Install the BERT extractive summarizer and Sentence Transformers, we'll use these to create summaries as a first step.

In [None]:
%pip install bert-extractive-summarizer sentence-transformers

## Create SBert summaries

We first create SBert summaries by identifying the most central sentences on a page, concatenating those for a rough first summary.

In [None]:
import tiktoken
import jsonlines
from summarizer.sbert import SBertSummarizer
from tqdm.notebook import tqdm

enc = tiktoken.encoding_for_model("text-davinci-003")
model = SBertSummarizer('paraphrase-multilingual-MiniLM-L12-v2')  

with_summaries = []
with jsonlines.open('pages-' + name + '_extracted.jsonl', 'r') as pages:
    for page in pages:
        with_summaries.append(page)
    
print('Creating summaries for ' + str(len(list(with_summaries))) + ' pages.')
print()

for page in with_summaries:
    result = model(page['content']['raw'].replace('\n', ' '), num_sentences=4, min_length=60)
    metaDescription = page.pop('description')
    page['summaries'] = dict()
    page['summaries']['sbert'] = ''.join(result)
    page['summaries']['meta'] = metaDescription
    print(page['url'], page['title'], str(len(enc.encode(page['summaries']['sbert']))) + ' Token,')
        
with jsonlines.open('pages-' + name + '_extracted_summaries.jsonl', 'w') as pages:
    pages.write_all(with_summaries)

print()
print('All summaries created.')

## Install dependencies for splitting

We'll split along Markdown syntax, using `langchain` to split as intelligently as possible.

In [None]:
%pip install langchain markdownify

## Extract sections from markdown page content

We'll extract sections from our pages by splitting along markdown headlines (# to ######).

In [33]:
import jsonlines
import tiktoken
from langchain.text_splitter import MarkdownTextSplitter
from markdownify import MarkdownConverter
from markdown import markdown
from bs4 import BeautifulSoup

enc = tiktoken.encoding_for_model("text-davinci-003")
markdown_splitter = MarkdownTextSplitter.from_tiktoken_encoder(chunk_size=300, chunk_overlap=50)

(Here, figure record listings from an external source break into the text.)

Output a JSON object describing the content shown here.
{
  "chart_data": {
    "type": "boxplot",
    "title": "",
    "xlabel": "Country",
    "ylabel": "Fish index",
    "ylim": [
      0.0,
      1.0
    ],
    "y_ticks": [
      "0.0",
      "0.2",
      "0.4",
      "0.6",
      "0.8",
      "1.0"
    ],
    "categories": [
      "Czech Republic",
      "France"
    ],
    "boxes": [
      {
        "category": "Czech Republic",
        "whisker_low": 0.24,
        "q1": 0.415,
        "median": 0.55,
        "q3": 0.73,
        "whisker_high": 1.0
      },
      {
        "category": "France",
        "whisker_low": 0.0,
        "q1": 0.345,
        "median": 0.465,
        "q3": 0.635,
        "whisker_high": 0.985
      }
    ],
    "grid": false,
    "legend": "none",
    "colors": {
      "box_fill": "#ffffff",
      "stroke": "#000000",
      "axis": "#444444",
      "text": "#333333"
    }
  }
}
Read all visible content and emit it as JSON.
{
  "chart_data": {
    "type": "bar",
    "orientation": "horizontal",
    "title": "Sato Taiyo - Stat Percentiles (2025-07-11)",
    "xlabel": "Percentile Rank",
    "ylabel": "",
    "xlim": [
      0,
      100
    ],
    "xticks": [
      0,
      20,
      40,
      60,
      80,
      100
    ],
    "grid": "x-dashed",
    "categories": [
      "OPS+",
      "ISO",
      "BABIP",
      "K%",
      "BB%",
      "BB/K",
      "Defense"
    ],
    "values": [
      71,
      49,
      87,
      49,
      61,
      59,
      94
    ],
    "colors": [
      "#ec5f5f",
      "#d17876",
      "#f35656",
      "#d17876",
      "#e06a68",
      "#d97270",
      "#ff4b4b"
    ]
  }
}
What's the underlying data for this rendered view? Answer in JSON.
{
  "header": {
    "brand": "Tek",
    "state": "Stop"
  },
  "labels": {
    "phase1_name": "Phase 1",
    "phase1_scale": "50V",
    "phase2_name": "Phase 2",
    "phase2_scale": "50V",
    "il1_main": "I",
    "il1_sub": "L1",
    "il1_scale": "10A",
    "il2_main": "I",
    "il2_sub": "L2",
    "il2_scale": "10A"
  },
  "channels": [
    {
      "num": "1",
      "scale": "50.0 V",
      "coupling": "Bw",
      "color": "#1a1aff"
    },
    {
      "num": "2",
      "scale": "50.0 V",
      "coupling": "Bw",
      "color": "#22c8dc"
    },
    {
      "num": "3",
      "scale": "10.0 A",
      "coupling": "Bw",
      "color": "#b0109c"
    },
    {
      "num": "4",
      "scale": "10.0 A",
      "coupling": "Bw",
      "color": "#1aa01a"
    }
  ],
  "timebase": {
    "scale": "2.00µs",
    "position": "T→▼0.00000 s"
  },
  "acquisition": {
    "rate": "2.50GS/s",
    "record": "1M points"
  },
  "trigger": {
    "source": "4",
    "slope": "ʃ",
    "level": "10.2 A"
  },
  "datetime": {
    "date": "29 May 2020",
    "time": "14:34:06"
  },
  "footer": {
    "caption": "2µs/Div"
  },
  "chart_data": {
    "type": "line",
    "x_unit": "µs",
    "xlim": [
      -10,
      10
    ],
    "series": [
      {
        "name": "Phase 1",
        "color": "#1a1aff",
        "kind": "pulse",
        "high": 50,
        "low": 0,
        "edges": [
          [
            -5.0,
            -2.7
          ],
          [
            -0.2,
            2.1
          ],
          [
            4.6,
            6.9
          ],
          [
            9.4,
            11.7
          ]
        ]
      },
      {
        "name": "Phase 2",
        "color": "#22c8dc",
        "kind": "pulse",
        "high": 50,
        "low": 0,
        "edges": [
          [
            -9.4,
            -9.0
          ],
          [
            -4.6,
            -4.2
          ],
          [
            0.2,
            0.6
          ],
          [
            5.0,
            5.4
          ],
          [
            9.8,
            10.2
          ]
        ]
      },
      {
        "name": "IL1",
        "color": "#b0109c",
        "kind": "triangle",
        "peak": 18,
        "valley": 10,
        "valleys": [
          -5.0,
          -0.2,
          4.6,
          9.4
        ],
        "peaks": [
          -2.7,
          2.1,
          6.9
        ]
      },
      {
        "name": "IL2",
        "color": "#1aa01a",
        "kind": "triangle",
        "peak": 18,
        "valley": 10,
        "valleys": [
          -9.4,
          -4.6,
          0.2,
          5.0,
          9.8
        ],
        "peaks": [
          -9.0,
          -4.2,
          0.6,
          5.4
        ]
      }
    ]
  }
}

class IgnorantConverter(MarkdownConverter):
    def convert_script(self, el, text, convert_as_inline):
        return ''
    
    def convert_iframe(self, el, text, convert_as_inline):
        return ''
    
    def convert_style(self, el, text, convert_as_inline):
        return ''

def md(html, **options):
    return IgnorantConverter(**options).convert(html)

pages = []
with jsonlines.open('pages-' + name + '_extracted_summaries.jsonl') as pagesReader:
    pages = [page for page in pagesReader]
    sections = markdown_splitter.create_documents(
        list(map(lambda page: md(
            page["content"]["html"],
            convert=["h1", "h2", "h3", "h4", "h5", "h6", "p", "script", "style", "iframe", "b", "ul", "li", "a", "ol", "quote"],
            heading_style="ATX"
        ), pages)),
        list(map(lambda page: dict((k, page[k]) for k in ['url'] if k in page), pages))
    )

    for page in pages:
        page['sections'] = []

    for section in sections:
        pageIndex = [index for (index, item) in enumerate(pages) if item['url'] == section.metadata['url']][0]
        
        if (not "sections" in pages[pageIndex]):
            pages[pageIndex]["sections"] = []

        pageSection = dict()
        pageSection['content'] = dict()
        pageSection['content']['markdown'] = section.page_content
        pageSection['content']['raw'] = ''.join(BeautifulSoup(markdown(section.page_content)).findAll(text=True))
        pageSection['tokens'] = len(enc.encode(section.page_content))

        pages[pageIndex]["sections"].append(pageSection)

with jsonlines.open('pages-' + name + '_extracted_sections.jsonl', 'w') as pagesWriter:
    pagesWriter.write_all(pages)